Proteases are present in all organisms from prokaryotes to eukaryotes to viruses and involved in a multitude of physiological reactions from simple digestion of food proteins to highly regulated cascades. Proteases in plants with known function are largely involved in developmental regulation and also play a role in regulation of photosynthesis. Animal proteases are helpful to digest the protein in food and control the metabolism. Proteases secreted by bacteria are particularly important to the global carbon and nitrogen cycles in the recycling of proteins, which tends to be regulated by nutritional signals in these organisms. A bacterial protease may also function as an exotoxin or a virulence factor leading to bacterial pathogenesis. Proteases from viruses exhibit high specificity and only split very restricted set of substrate sequences.

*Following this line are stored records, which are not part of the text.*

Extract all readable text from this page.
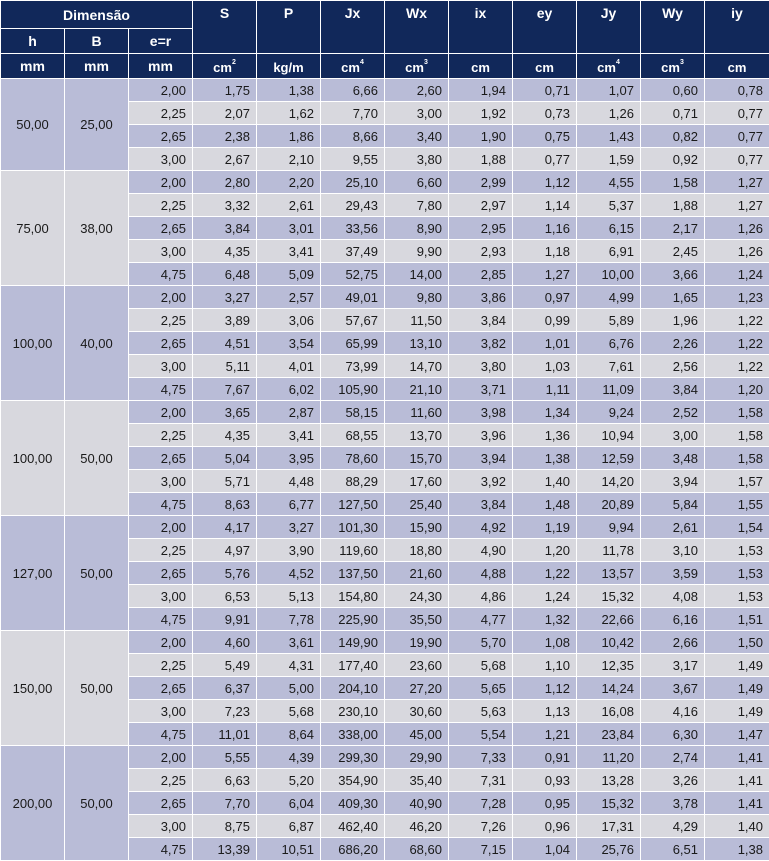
Dimensão			S	P	Jx	Wx	ix	ey	Jy	Wy	iy
h	B	e=r									
mm	mm	mm	$cm^2$	kg/m	$cm^4$	$cm^3$	cm	cm	$cm^4$	$cm^3$	cm
50,00	25,00	2,00	1,75	1,38	6,66	2,60	1,94	0,71	1,07	0,60	0,78
		2,25	2,07	1,62	7,70	3,00	1,92	0,73	1,26	0,71	0,77
		2,65	2,38	1,86	8,66	3,40	1,90	0,75	1,43	0,82	0,77
		3,00	2,67	2,10	9,55	3,80	1,88	0,77	1,59	0,92	0,77
75,00	38,00	2,00	2,80	2,20	25,10	6,60	2,99	1,12	4,55	1,58	1,27
		2,25	3,32	2,61	29,43	7,80	2,97	1,14	5,37	1,88	1,27
		2,65	3,84	3,01	33,56	8,90	2,95	1,16	6,15	2,17	1,26
		3,00	4,35	3,41	37,49	9,90	2,93	1,18	6,91	2,45	1,26
		4,75	6,48	5,09	52,75	14,00	2,85	1,27	10,00	3,66	1,24
100,00	40,00	2,00	3,27	2,57	49,01	9,80	3,86	0,97	4,99	1,65	1,23
		2,25	3,89	3,06	57,67	11,50	3,84	0,99	5,89	1,96	1,22
		2,65	4,51	3,54	65,99	13,10	3,82	1,01	6,76	2,26	1,22
		3,00	5,11	4,01	73,99	14,70	3,80	1,03	7,61	2,56	1,22
		4,75	7,67	6,02	105,90	21,10	3,71	1,11	11,09	3,84	1,20
100,00	50,00	2,00	3,65	2,87	58,15	11,60	3,98	1,34	9,24	2,52	1,58
		2,25	4,35	3,41	68,55	13,70	3,96	1,36	10,94	3,00	1,58
		2,65	5,04	3,95	78,60	15,70	3,94	1,38	12,59	3,48	1,58
		3,00	5,71	4,48	88,29	17,60	3,92	1,40	14,20	3,94	1,57
		4,75	8,63	6,77	127,50	25,40	3,84	1,48	20,89	5,84	1,55
127,00	50,00	2,00	4,17	3,27	101,30	15,90	4,92	1,19	9,94	2,61	1,54
		2,25	4,97	3,90	119,60	18,80	4,90	1,20	11,78	3,10	1,53
		2,65	5,76	4,52	137,50	21,60	4,88	1,22	13,57	3,59	1,53
		3,00	6,53	5,13	154,80	24,30	4,86	1,24	15,32	4,08	1,53
		4,75	9,91	7,78	225,90	35,50	4,77	1,32	22,66	6,16	1,51
150,00	50,00	2,00	4,60	3,61	149,90	19,90	5,70	1,08	10,42	2,66	1,50
		2,25	5,49	4,31	177,40	23,60	5,68	1,10	12,35	3,17	1,49
		2,65	6,37	5,00	204,10	27,20	5,65	1,12	14,24	3,67	1,49
		3,00	7,23	5,68	230,10	30,60	5,63	1,13	16,08	4,16	1,49
		4,75	11,01	8,64	338,00	45,00	5,54	1,21	23,84	6,30	1,47
200,00	50,00	2,00	5,55	4,39	299,30	29,90	7,33	0,91	11,20	2,74	1,41
		2,25	6,63	5,20	354,90	35,40	7,31	0,93	13,28	3,26	1,41
		2,65	7,70	6,04	409,30	40,90	7,28	0,95	15,32	3,78	1,41
		3,00	8,75	6,87	462,40	46,20	7,26	0,96	17,31	4,29	1,40
		4,75	13,39	10,51	686,20	68,60	7,15	1,04	25,76	6,51	1,38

Proteases can either perform limited proteolysis by breaking specific peptide bonds, depending on the amino acid sequence of a protein, or carry out unlimited proteolysis through completely degrading a peptide to amino acids. The activity can be a destructive change through abolishing a protein's function or digesting it to its principal components, and can also be an activation of a function, and even a signal in a signaling pathway.

Reference

  1. López-Otín C, Bond J S. Proteases: multifunctional enzymes in life and disease. J Biol Chem, 2008, 283(45):30433–30437.